Mein neues Start-up heißt ‚Aglet‘, wie das Ende der Schnürsenkel bei einem Sneaker. Es ist eine digitale Sneaker Plattform, auf der man Sneaker designen, kaufen und verkaufen kann. Das Interesse an Sneaker Design ist riesig – man kann Sneaker Designer auf Instagram folgen, und immer mehr  Menschen wollen selbst designen. Bisher gab es aber keine Möglichkeit, selbst zum Designer zu werden und eigene Sneaker, Hoodies etc. zu entwerfen. Auf Aglet können User selbst kreativ werden, über Designs abstimmen und digitale Sneaker kaufen, beispielsweise für Games. Auch dort zählt Status. Aglet ist also ein Tool um Schuhe zu designen und ein Kanal zum Kaufen und Verkaufen. Aglet heißt auch die Währung. Es ist auf Blockchains aufgebaut. Es bietet außerdem die Möglichkeit, mit Brands zu interagieren.

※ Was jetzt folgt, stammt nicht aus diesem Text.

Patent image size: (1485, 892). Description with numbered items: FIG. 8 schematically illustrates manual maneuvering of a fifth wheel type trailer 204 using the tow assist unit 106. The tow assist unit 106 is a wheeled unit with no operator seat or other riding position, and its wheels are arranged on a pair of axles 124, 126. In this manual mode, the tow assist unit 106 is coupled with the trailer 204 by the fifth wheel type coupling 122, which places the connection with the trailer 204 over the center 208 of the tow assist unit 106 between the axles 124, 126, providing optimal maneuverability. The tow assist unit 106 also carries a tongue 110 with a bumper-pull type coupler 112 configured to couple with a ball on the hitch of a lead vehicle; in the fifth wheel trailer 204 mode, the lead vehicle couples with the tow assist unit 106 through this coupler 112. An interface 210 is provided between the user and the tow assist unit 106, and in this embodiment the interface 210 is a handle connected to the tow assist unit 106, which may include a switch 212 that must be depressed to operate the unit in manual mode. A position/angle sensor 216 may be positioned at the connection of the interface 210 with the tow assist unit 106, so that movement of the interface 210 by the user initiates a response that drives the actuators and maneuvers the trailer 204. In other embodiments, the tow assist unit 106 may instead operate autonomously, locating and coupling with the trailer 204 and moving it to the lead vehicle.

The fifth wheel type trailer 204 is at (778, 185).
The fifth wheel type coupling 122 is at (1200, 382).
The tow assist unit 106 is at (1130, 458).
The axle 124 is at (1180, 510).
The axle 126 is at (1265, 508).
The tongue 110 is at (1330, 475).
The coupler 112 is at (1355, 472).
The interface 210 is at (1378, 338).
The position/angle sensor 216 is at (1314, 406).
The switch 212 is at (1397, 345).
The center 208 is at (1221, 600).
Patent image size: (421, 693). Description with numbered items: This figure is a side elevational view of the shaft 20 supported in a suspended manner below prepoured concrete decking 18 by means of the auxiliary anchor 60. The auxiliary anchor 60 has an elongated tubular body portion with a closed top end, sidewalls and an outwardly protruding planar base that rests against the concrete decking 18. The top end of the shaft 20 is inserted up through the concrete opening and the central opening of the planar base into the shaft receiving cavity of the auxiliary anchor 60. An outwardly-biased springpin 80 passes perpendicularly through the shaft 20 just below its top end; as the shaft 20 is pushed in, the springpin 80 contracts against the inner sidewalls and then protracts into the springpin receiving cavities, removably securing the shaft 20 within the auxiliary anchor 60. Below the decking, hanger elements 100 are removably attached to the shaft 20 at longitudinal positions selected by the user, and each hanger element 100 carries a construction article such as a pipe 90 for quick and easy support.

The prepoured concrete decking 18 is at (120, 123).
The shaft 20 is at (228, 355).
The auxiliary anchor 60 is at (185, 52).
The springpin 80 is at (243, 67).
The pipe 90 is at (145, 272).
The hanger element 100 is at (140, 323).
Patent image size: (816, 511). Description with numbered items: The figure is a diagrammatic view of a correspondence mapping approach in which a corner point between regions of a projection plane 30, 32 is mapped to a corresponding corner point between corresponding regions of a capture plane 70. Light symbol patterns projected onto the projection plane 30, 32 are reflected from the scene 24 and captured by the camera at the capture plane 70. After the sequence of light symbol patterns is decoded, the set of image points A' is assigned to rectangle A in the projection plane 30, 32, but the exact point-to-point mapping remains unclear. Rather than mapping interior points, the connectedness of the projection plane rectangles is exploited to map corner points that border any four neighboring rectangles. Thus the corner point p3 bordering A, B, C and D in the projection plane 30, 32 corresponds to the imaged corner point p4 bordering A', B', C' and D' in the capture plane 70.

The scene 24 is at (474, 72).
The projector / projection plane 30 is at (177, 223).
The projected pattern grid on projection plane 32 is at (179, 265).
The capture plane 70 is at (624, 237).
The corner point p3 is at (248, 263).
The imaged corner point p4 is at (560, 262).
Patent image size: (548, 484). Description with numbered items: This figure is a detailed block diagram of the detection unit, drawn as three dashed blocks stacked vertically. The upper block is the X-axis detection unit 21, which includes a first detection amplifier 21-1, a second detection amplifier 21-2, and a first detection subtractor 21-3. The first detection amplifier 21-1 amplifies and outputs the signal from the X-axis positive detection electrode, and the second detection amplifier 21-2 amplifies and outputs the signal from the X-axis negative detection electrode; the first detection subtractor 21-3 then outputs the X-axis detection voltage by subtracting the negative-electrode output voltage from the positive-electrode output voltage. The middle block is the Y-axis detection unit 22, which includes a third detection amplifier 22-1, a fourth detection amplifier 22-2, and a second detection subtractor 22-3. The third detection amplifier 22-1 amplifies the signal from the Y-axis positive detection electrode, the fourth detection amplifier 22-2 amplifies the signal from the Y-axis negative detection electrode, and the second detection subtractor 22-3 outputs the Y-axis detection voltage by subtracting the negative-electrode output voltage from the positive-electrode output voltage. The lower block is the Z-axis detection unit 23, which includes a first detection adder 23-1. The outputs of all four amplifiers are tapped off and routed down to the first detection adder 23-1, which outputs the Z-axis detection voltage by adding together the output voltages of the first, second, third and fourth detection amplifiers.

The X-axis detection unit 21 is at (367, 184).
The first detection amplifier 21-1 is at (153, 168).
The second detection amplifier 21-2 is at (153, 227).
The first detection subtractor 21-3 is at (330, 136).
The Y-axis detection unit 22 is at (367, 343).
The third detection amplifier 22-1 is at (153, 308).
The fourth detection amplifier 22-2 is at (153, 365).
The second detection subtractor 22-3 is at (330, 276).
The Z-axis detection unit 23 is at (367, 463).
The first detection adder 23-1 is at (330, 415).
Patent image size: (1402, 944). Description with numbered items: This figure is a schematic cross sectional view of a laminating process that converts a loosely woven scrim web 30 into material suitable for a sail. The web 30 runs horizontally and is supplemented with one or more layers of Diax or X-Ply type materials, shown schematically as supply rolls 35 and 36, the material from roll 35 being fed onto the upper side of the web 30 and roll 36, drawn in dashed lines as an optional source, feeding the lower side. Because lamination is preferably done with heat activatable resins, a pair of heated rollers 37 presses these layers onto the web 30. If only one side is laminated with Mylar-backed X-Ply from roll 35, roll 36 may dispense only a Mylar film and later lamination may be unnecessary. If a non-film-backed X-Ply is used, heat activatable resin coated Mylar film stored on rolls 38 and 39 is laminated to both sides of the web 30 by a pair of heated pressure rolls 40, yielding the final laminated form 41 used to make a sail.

Brands könnten ihre Komponenten digitalisieren und zum Kauf anbieten, aus denen die Kids ganz eigene Designs erstellen. Ich bin sicher, dabei kämen völlig neue Produkte heraus und neue Möglichkeiten der Zusammenarbeit zwischen Kunde und Brand. Ich denke, so wird in Zukunft Design stattfinden: man designt digital, misst digital den Erfolg und produziert erst dann.

Soll es auch echte Produkte geben?

Am Ende ja. Wenn es mehr Speed Factories gibt und diese schnell und mit unterschiedlichen Materialien produzieren können. Aber noch ist es nicht so weit.

Viel Erfolg, Ryan, danke für das Gespräch!